OpenCity’s Green Sky Thinking week (15-19 May) is designed to get people thinking about green issues in new ways. As the name implies, it’s an ‘anything goes’ opportunity to look at green principles and technology free of any baggage, and how they can be applied to make our lives more sustainable. CIBSE and the ARCC Network take part by, among other things, running the Green Infrastructure Challenge – a specific look at the way green technology can be applied to building services.
Green technology impacts just about every industry and profession connected to buildings, from the structure to the lighting and the drainage, but in my opinion it is facilities managers who got by far the most food for thought out of what we learned from the challenge. It’s clear that green infrastructure is now a serious consideration for FMs, not a gimmick.
|The radical design supports a wide range of green technologies|
The real eye-opener from me was how seamlessly the design worked for the building, green elements and all. For a long time, green infrastructure has had a gimmicky reputation – a solitary green wall in a design, but the real heavy lifting is still to be done by mechanical services. But here, the approach is striking: Heating and cooling provided by green walls and roofs that reflect heat in summer and insulate it in winter. Solar panel outputs increased by 10% when paired with a green roof, which cools the panels and maintains their efficiency. Rain gardens used as living wind breaks that cut wind borne pollution and actively remove it from the atmosphere.

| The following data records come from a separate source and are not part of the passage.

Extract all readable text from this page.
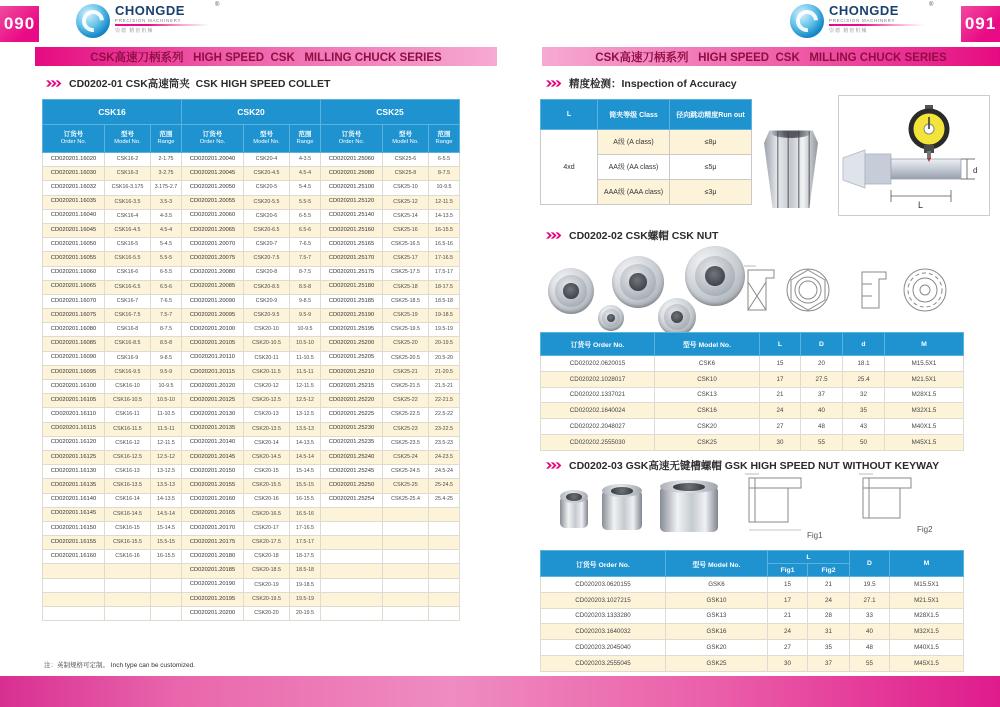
090
CHONGDE
PRECISION MACHINERY
崇德 精密机械
®
CSK高速刀柄系列   HIGH SPEED  CSK   MILLING CHUCK SERIES
CD0202-01 CSK高速筒夹  CSK HIGH SPEED COLLET
CSK16			CSK20			CSK25		

订货号
Order No.	型号
Model No.	范围
Range	订货号
Order No.	型号
Model No.	范围
Range	订货号
Order No.	型号
Model No.	范围
Range

CD020201.16020	CSK16-2	2-1.75	CD020201.20040	CSK20-4	4-3.5	CD020201.25060	CSK25-6	6-5.5
CD020201.16030	CSK16-3	3-2.75	CD020201.20045	CSK20-4.5	4.5-4	CD020201.25080	CSK25-8	8-7.5
CD020201.16032	CSK16-3.175	3.175-2.7	CD020201.20050	CSK20-5	5-4.5	CD020201.25100	CSK25-10	10-9.5
CD020201.16035	CSK16-3.5	3.5-3	CD020201.20055	CSK20-5.5	5.5-5	CD020201.25120	CSK25-12	12-11.5
CD020201.16040	CSK16-4	4-3.5	CD020201.20060	CSK20-6	6-5.5	CD020201.25140	CSK25-14	14-13.5
CD020201.16045	CSK16-4.5	4.5-4	CD020201.20065	CSK20-6.5	6.5-6	CD020201.25160	CSK25-16	16-15.5
CD020201.16050	CSK16-5	5-4.5	CD020201.20070	CSK20-7	7-6.5	CD020201.25165	CSK25-16.5	16.5-16
CD020201.16055	CSK16-5.5	5.5-5	CD020201.20075	CSK20-7.5	7.5-7	CD020201.25170	CSK25-17	17-16.5
CD020201.16060	CSK16-6	6-5.5	CD020201.20080	CSK20-8	8-7.5	CD020201.25175	CSK25-17.5	17.5-17
CD020201.16065	CSK16-6.5	6.5-6	CD020201.20085	CSK20-8.5	8.5-8	CD020201.25180	CSK25-18	18-17.5
CD020201.16070	CSK16-7	7-6.5	CD020201.20090	CSK20-9	9-8.5	CD020201.25185	CSK25-18.5	18.5-18
CD020201.16075	CSK16-7.5	7.5-7	CD020201.20095	CSK20-9.5	9.5-9	CD020201.25190	CSK25-19	19-18.5
CD020201.16080	CSK16-8	8-7.5	CD020201.20100	CSK20-10	10-9.5	CD020201.25195	CSK25-19.5	19.5-19
CD020201.16085	CSK16-8.5	8.5-8	CD020201.20105	CSK20-10.5	10.5-10	CD020201.25200	CSK25-20	20-19.5
CD020201.16090	CSK16-9	9-8.5	CD020201.20110	CSK20-11	11-10.5	CD020201.25205	CSK25-20.5	20.5-20
CD020201.16095	CSK16-9.5	9.5-9	CD020201.20115	CSK20-11.5	11.5-11	CD020201.25210	CSK25-21	21-20.5
CD020201.16100	CSK16-10	10-9.5	CD020201.20120	CSK20-12	12-11.5	CD020201.25215	CSK25-21.5	21.5-21
CD020201.16105	CSK16-10.5	10.5-10	CD020201.20125	CSK20-12.5	12.5-12	CD020201.25220	CSK25-22	22-21.5
CD020201.16110	CSK16-11	11-10.5	CD020201.20130	CSK20-13	13-12.5	CD020201.25225	CSK25-22.5	22.5-22
CD020201.16115	CSK16-11.5	11.5-11	CD020201.20135	CSK20-13.5	13.5-13	CD020201.25230	CSK25-23	23-22.5
CD020201.16120	CSK16-12	12-11.5	CD020201.20140	CSK20-14	14-13.5	CD020201.25235	CSK25-23.5	23.5-23
CD020201.16125	CSK16-12.5	12.5-12	CD020201.20145	CSK20-14.5	14.5-14	CD020201.25240	CSK25-24	24-23.5
CD020201.16130	CSK16-13	13-12.5	CD020201.20150	CSK20-15	15-14.5	CD020201.25245	CSK25-24.5	24.5-24
CD020201.16135	CSK16-13.5	13.5-13	CD020201.20155	CSK20-15.5	15.5-15	CD020201.25250	CSK25-25	25-24.5
CD020201.16140	CSK16-14	14-13.5	CD020201.20160	CSK20-16	16-15.5	CD020201.25254	CSK25-25.4	25.4-25
CD020201.16145	CSK16-14.5	14.5-14	CD020201.20165	CSK20-16.5	16.5-16			
CD020201.16150	CSK16-15	15-14.5	CD020201.20170	CSK20-17	17-16.5			
CD020201.16155	CSK16-15.5	15.5-15	CD020201.20175	CSK20-17.5	17.5-17			
CD020201.16160	CSK16-16	16-15.5	CD020201.20180	CSK20-18	18-17.5			
			CD020201.20185	CSK20-18.5	18.5-18			
			CD020201.20190	CSK20-19	19-18.5			
			CD020201.20195	CSK20-19.5	19.5-19			
			CD020201.20200	CSK20-20	20-19.5			
注：英制规格可定制。 Inch type can be customized.
CHONGDE
PRECISION MACHINERY
崇德 精密机械
®
091
CSK高速刀柄系列   HIGH SPEED  CSK   MILLING CHUCK SERIES
精度检测：Inspection of Accuracy
L	筒夹等级 Class	径向跳动精度Run out
4xd	A级 (A class)	≤8μ
	AA级 (AA class)	≤5μ
	AAA级 (AAA class)	≤3μ
d
L
CD0202-02 CSK螺帽 CSK NUT
订货号 Order No.	型号 Model No.	L	D	d	M
CD020202.0620015	CSK6	15	20	18.1	M15.5X1
CD020202.1028017	CSK10	17	27.5	25.4	M21.5X1
CD020202.1337021	CSK13	21	37	32	M28X1.5
CD020202.1640024	CSK16	24	40	35	M32X1.5
CD020202.2048027	CSK20	27	48	43	M40X1.5
CD020202.2555030	CSK25	30	55	50	M45X1.5
CD0202-03 GSK高速无键槽螺帽 GSK HIGH SPEED NUT WITHOUT KEYWAY
Fig1
Fig2
订货号 Order No.	型号 Model No.	L		D	M
		Fig1	Fig2		
CD020203.0620155	GSK6	15	21	19.5	M15.5X1
CD020203.1027215	GSK10	17	24	27.1	M21.5X1
CD020203.1333280	GSK13	21	28	33	M28X1.5
CD020203.1640032	GSK16	24	31	40	M32X1.5
CD020203.2045040	GSK20	27	35	48	M40X1.5
CD020203.2555045	GSK25	30	37	55	M45X1.5
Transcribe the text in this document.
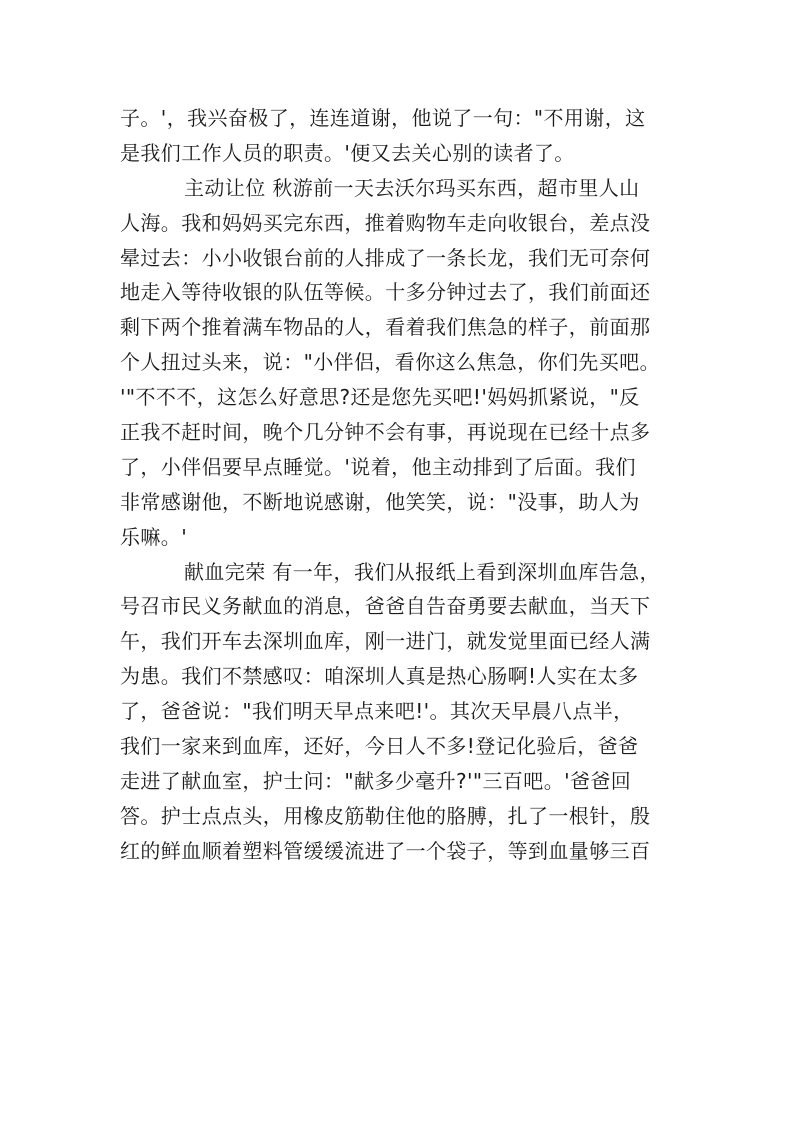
子。'，我兴奋极了，连连道谢，他说了一句："不用谢，这
是我们工作人员的职责。'便又去关心别的读者了。
主动让位 秋游前一天去沃尔玛买东西，超市里人山
人海。我和妈妈买完东西，推着购物车走向收银台，差点没
晕过去：小小收银台前的人排成了一条长龙，我们无可奈何
地走入等待收银的队伍等候。十多分钟过去了，我们前面还
剩下两个推着满车物品的人，看着我们焦急的样子，前面那
个人扭过头来，说："小伴侣，看你这么焦急，你们先买吧。
'"不不不，这怎么好意思?还是您先买吧!'妈妈抓紧说，"反
正我不赶时间，晚个几分钟不会有事，再说现在已经十点多
了，小伴侣要早点睡觉。'说着，他主动排到了后面。我们
非常感谢他，不断地说感谢，他笑笑，说："没事，助人为
乐嘛。'
献血完荣 有一年，我们从报纸上看到深圳血库告急，
号召市民义务献血的消息，爸爸自告奋勇要去献血，当天下
午，我们开车去深圳血库，刚一进门，就发觉里面已经人满
为患。我们不禁感叹：咱深圳人真是热心肠啊!人实在太多
了，爸爸说："我们明天早点来吧!'。其次天早晨八点半，
我们一家来到血库，还好，今日人不多!登记化验后，爸爸
走进了献血室，护士问："献多少毫升?'"三百吧。'爸爸回
答。护士点点头，用橡皮筋勒住他的胳膊，扎了一根针，殷
红的鲜血顺着塑料管缓缓流进了一个袋子，等到血量够三百
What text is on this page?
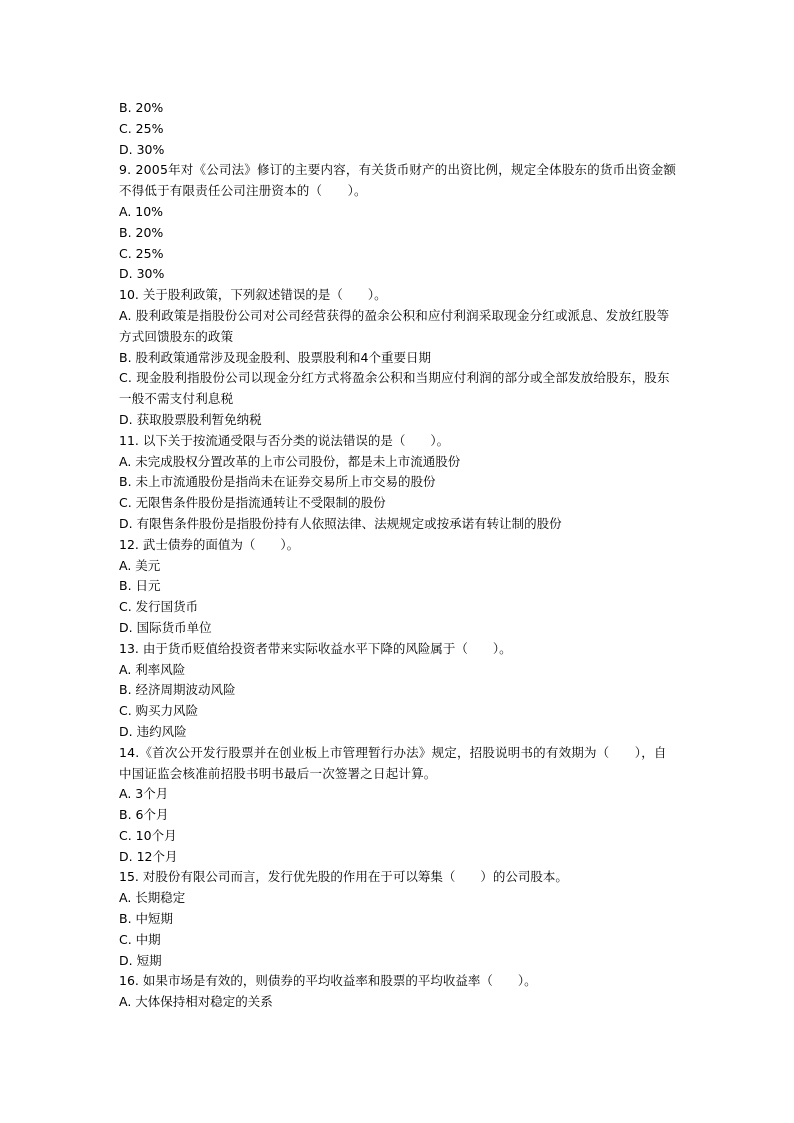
B. 20%
C. 25%
D. 30%
9. 2005年对《公司法》修订的主要内容，有关货币财产的出资比例，规定全体股东的货币出资金额不得低于有限责任公司注册资本的（　　）。
A. 10%
B. 20%
C. 25%
D. 30%
10. 关于股利政策，下列叙述错误的是（　　）。
A. 股利政策是指股份公司对公司经营获得的盈余公积和应付利润采取现金分红或派息、发放红股等方式回馈股东的政策
B. 股利政策通常涉及现金股利、股票股利和4个重要日期
C. 现金股利指股份公司以现金分红方式将盈余公积和当期应付利润的部分或全部发放给股东，股东一般不需支付利息税
D. 获取股票股利暂免纳税
11. 以下关于按流通受限与否分类的说法错误的是（　　）。
A. 未完成股权分置改革的上市公司股份，都是未上市流通股份
B. 未上市流通股份是指尚未在证券交易所上市交易的股份
C. 无限售条件股份是指流通转让不受限制的股份
D. 有限售条件股份是指股份持有人依照法律、法规规定或按承诺有转让制的股份
12. 武士债券的面值为（　　）。
A. 美元
B. 日元
C. 发行国货币
D. 国际货币单位
13. 由于货币贬值给投资者带来实际收益水平下降的风险属于（　　）。
A. 利率风险
B. 经济周期波动风险
C. 购买力风险
D. 违约风险
14.《首次公开发行股票并在创业板上市管理暂行办法》规定，招股说明书的有效期为（　　），自中国证监会核准前招股书明书最后一次签署之日起计算。
A. 3个月
B. 6个月
C. 10个月
D. 12个月
15. 对股份有限公司而言，发行优先股的作用在于可以筹集（　　）的公司股本。
A. 长期稳定
B. 中短期
C. 中期
D. 短期
16. 如果市场是有效的，则债券的平均收益率和股票的平均收益率（　　）。
A. 大体保持相对稳定的关系
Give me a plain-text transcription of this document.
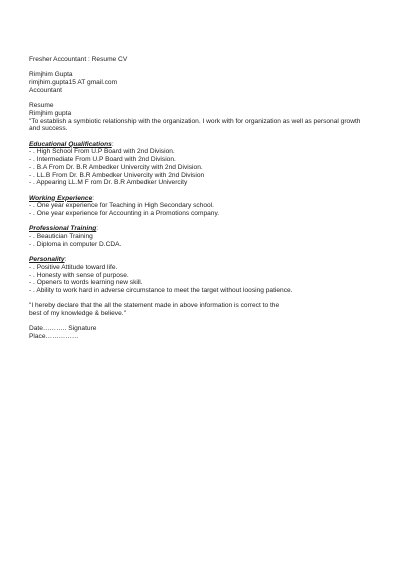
Fresher Accountant : Resume CV
Rimjhim Gupta
rimjhim.gupta15 AT gmail.com
Accountant
Resume
Rimjhim gupta
"To establish a symbiotic relationship with the organization. I work with for organization as well as personal growth and success.
Educational Qualifications:
- . High School From U.P Board with 2nd Division.
- . Intermediate From U.P Board with 2nd Division.
- . B.A From Dr. B.R Ambedker Univercity with 2nd Division.
- . LL.B From Dr. B.R Ambedker Univercity with 2nd Division
- . Appearing LL.M F rom Dr. B.R Ambedker Univercity
Working Experience:
- . One year experience for Teaching in High Secondary school.
- . One year experience for Accounting in a Promotions company.
Professional Training:
- . Beautician Training
- . Diploma in computer D.CDA.
Personality:
- . Positive Attitude toward life.
- . Honesty with sense of purpose.
- . Openers to words learning new skill.
- . Ability to work hard in adverse circumstance to meet the target without loosing patience.
"I hereby declare that the all the statement made in above information is correct to the best of my knowledge & believe."
Date……….. Signature
Place……………
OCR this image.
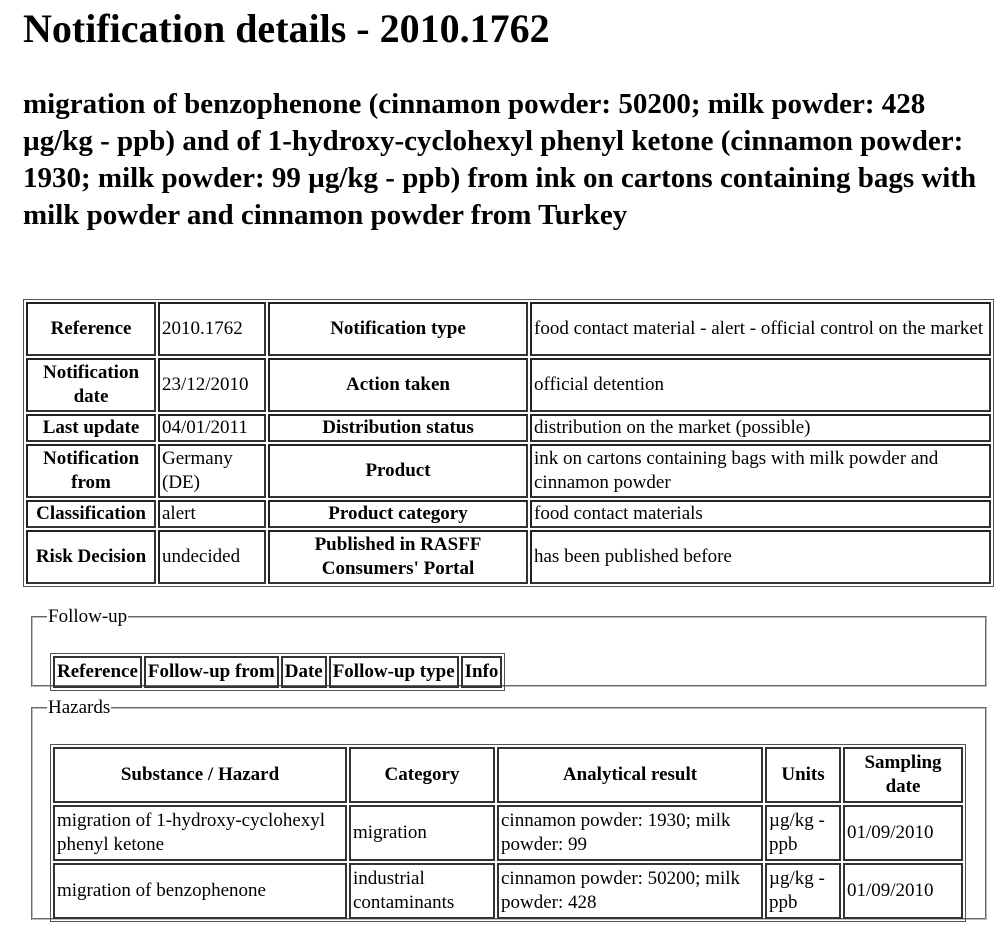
Notification details - 2010.1762
migration of benzophenone (cinnamon powder: 50200; milk powder: 428 µg/kg - ppb) and of 1-hydroxy-cyclohexyl phenyl ketone (cinnamon powder: 1930; milk powder: 99 µg/kg - ppb) from ink on cartons containing bags with milk powder and cinnamon powder from Turkey
Reference	2010.1762	Notification type	food contact material - alert - official control on the market
Notification date	23/12/2010	Action taken	official detention
Last update	04/01/2011	Distribution status	distribution on the market (possible)
Notification from	Germany (DE)	Product	ink on cartons containing bags with milk powder and cinnamon powder
Classification	alert	Product category	food contact materials
Risk Decision	undecided	Published in RASFF Consumers' Portal	has been published before
Follow-up
Reference	Follow-up from	Date	Follow-up type	Info
Hazards
Substance / Hazard	Category	Analytical result	Units	Sampling date
migration of 1-hydroxy-cyclohexyl phenyl ketone	migration	cinnamon powder: 1930; milk powder: 99	µg/kg - ppb	01/09/2010
migration of benzophenone	industrial contaminants	cinnamon powder: 50200; milk powder: 428	µg/kg - ppb	01/09/2010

|Green infrastructure produces greater gains when used|
in concert with mechanical services
It’s not all about energy, either – Facilities Managers are also responsible for the day to day comfort and well being of a building’s occupants, and it’s here that green infrastructure’s strengths really start to show.
A lot of research is currently ongoing into the financial benefits of promoting well being in improving staff health, cutting absenteeism and increasing productivity, but the broad consensus is that an office full of staff with higher well being is better both financially and as a working environment than one which is less pleasant to work in.
It also benefits the workplace by increasing staff engagement with the process of sustainability. Sustainable policies work best when the building’s occupants comply, whether that’s through turning off lights, shutting down computers or closing doors. These rules can seem arbitrary when presented on their own, but green elements create a pleasant and very physical addition to an office environment that staff can interact with. Just being around plants can boost task performance by 15%, but by watering them, smelling them and interacting with them, staff can actually see the benefits of sustainable policies right in front of them.
|Green infrastructure encourages interaction between occupants and services|
By being early adopters of this technology, FMs can corner the market as experts in green infrastructure – and stand to gain the most from its success.